Food labels can seem a little daunting to understand, but if you want to know exactly what you are eating , it is important to know what you are looking at. Our experienced dietitians
have put together these guidelines to help decipher the jargon.
- The ingredients on labels are listed in order by weight, so ingredients higher on the list are present in larger amounts than ingredients lower down.
- Food labels cannot include any nutrition claims such as “salt-reduced” or “low-fat” unless a nutrition information panel is on the packaging.
- Don’t be tricked by the following claims:
- Cholesterol Free – food without cholesterol may still be high in other types of fat;
- Lite – “lite” could mean light in texture, colour or flavour.
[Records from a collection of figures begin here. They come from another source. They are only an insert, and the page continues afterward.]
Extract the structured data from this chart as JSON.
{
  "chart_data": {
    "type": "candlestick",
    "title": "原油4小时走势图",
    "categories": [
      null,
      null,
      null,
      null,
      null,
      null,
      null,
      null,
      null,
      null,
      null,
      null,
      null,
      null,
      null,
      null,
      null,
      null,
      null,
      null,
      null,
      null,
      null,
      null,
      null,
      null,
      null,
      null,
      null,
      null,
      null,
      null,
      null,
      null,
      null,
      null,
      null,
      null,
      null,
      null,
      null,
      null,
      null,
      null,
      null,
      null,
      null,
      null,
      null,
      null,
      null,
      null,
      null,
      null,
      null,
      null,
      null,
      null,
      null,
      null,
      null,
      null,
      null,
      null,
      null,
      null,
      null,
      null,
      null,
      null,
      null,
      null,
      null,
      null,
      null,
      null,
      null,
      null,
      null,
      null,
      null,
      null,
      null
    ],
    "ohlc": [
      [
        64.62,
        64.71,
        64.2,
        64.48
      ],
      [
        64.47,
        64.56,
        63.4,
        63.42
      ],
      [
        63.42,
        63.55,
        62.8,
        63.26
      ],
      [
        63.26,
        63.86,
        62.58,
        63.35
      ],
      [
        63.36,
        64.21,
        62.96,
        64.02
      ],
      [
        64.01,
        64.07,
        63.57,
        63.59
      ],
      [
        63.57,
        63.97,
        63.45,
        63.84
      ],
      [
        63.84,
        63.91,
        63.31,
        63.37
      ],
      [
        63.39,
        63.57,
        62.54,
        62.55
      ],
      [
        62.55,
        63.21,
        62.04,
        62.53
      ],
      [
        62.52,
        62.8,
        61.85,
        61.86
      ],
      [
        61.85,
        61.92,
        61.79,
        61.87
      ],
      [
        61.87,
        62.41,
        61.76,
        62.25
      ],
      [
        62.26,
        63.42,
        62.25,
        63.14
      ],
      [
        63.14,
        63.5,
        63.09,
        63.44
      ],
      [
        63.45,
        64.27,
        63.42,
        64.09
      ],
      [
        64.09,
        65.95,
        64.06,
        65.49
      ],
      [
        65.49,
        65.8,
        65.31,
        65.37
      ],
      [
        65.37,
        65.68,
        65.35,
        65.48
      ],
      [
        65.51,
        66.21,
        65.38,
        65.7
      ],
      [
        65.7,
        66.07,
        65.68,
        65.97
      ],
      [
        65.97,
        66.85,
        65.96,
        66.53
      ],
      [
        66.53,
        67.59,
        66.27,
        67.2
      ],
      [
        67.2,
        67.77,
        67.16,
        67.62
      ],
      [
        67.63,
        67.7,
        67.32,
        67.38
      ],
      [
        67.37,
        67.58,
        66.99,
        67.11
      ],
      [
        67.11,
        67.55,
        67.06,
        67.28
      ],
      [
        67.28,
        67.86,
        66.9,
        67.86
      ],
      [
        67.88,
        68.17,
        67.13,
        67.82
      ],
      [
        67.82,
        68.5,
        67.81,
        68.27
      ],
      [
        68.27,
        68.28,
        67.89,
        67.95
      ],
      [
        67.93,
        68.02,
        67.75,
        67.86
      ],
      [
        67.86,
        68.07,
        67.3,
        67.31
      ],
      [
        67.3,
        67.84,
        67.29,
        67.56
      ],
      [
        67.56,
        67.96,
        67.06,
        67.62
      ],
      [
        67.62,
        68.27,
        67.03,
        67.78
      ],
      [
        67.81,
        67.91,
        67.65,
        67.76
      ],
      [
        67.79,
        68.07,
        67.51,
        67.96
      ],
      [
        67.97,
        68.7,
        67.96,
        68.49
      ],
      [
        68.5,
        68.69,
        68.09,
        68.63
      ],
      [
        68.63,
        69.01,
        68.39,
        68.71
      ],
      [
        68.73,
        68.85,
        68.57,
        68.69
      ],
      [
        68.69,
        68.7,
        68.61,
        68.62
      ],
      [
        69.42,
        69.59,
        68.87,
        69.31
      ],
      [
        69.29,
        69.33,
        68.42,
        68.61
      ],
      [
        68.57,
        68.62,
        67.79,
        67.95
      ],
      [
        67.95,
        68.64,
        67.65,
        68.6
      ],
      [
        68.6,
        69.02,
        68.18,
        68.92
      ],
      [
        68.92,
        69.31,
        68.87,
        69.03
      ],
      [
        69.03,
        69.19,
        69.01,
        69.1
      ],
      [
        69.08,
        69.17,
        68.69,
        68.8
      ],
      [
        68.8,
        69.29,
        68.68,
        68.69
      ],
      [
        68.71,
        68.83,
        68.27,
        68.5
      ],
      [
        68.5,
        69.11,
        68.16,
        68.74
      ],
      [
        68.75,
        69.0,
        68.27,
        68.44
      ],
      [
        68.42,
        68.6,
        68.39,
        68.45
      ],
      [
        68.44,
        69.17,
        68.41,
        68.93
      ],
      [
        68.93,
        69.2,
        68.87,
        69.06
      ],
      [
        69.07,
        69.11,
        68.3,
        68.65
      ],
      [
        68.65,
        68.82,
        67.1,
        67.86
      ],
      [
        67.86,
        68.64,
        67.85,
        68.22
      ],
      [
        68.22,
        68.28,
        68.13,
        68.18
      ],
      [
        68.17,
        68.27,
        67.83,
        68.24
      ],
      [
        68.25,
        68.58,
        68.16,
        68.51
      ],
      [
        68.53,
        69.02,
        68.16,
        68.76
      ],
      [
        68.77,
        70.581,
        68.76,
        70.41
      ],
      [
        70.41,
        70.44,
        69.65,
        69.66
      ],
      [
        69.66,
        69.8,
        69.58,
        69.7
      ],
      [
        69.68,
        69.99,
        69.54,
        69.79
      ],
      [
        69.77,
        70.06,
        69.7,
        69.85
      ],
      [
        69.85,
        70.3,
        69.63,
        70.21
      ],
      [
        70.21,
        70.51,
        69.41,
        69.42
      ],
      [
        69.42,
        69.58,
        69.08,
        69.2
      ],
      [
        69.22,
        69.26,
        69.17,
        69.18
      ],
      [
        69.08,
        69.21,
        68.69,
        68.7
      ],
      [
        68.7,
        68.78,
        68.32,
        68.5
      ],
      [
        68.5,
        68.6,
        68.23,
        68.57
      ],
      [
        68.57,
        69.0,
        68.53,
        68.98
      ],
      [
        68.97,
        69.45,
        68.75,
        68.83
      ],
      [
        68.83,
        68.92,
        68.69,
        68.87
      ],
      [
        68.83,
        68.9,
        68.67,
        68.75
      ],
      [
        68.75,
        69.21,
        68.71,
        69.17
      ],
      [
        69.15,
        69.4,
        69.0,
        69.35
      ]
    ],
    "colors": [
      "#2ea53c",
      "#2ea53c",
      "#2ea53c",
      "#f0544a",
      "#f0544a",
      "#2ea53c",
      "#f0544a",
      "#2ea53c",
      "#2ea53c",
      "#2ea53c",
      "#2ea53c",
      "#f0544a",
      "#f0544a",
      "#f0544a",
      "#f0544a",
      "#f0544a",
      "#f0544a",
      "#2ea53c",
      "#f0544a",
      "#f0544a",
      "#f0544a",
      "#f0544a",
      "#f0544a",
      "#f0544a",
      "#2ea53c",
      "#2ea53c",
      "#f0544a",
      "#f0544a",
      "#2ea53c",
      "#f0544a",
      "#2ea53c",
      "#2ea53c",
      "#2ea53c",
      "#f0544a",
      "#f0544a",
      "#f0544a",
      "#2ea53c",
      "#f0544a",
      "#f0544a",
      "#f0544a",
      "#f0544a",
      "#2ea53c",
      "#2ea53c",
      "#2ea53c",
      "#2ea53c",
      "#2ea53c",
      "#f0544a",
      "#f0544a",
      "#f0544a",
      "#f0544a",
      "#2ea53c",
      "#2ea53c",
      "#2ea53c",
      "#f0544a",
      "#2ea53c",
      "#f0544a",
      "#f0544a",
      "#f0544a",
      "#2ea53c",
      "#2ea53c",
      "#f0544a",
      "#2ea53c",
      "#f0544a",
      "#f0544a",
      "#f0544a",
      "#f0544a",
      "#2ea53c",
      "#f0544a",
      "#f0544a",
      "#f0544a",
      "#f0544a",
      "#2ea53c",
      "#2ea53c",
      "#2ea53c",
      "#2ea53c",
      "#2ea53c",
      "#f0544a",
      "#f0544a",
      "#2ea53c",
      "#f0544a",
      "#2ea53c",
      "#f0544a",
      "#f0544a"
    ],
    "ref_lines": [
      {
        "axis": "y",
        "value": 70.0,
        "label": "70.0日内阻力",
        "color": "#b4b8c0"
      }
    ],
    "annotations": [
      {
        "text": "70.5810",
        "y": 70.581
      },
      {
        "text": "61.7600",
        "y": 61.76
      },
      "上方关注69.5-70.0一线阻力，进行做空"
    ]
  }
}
Legally it does not have to be lighter in kilojoules or fat, although it may be. Read the nutrition panel carefully;
- Baked not fried – although it sounds healthier, it still may contain just as much fat;
- Fat Free – just because it is fat-free doesn’t mean all the ingredients are healthy. Some fat-free foods contain higher amounts of sugar than the same products without the claim;
- Health Food – there is no legal definition of health food. Products with these labels may still contain as much fat, sugar and salt as other products with regular labels.
- Always compare the amount of fat and salt between different products using the “per 100g/ml”. As a general rule, look for products which provide less than 10g of fat per 100g and less than 120mg of salt per 100g.